Rafy Hay reports on Natalie Bennett’s botched response to an immigration question while on BBC
On Sunday 25th January, the Green Party’s Natalie Bennett seemed to have lost some of the wind in her sails as she stumbled on the issue of immigration. Andrew Neill, interviewing Bennett for BBC news show, The Sunday Politics, read aloud from the Greens’ manifesto, highlighting the immigration policy aimed at “progressively [reducing] UK immigration controls”.
Bennett then protested that this was a policy for “20 or 30 years hence”, but in a political climate with an increasing level of anti-immigration rhetoric, is this policy likely to be a vote-winner?
The Green Party are desperately trying to be seen as a viable alternative to Labour among young, disaffected voters, and have seen a 45% rise in membership in 2014 alone, a significant gain for a party often seen as one on the fringe of the public debate.

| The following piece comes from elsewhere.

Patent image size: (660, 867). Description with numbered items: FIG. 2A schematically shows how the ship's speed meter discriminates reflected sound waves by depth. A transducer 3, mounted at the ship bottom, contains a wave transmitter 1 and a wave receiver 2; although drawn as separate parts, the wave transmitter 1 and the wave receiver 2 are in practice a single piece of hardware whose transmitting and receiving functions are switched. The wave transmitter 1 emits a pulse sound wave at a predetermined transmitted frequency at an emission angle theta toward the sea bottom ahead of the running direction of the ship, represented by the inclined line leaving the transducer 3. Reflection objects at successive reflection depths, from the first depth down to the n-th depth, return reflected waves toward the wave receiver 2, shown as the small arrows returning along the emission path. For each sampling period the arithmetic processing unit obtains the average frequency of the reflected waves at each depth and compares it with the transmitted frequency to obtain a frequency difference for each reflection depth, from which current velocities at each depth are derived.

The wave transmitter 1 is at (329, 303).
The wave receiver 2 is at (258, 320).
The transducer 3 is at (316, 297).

As the party starts becoming a political force, however, they will need much more clarity in their policies to be a real contender in May. Although many of their policies enjoy widespread support, many see the party as a protest vote, and some are unwilling to jeopardise a Labour majority in their constituency.
All three major parties and UKIP support increasing control on immigration, and whether the Greens will be able to sustain an open-door policy in a time of economic hardship is doubtful. They may try to frame themselves as the only option for people who oppose immigration controls, but it’s unlikely that this will prove successful considering the current state of British politics.
A more incisive policy for the Greens – and one which could appeal to both young voters and employers – might be to emphasise the kind of immigration that clearly benefits Britain, such as international students, which none of the other parties have thought to discuss.
The Green Party needs to start making their policies clearer and more recognisable. While directly opposing Labour might win some left wing votes, the Greens may need to take more universally popular policies to have a chance of winning multiple seats in May. But then, after adopting slightly different policies, the question will probably be: are they still the Greens?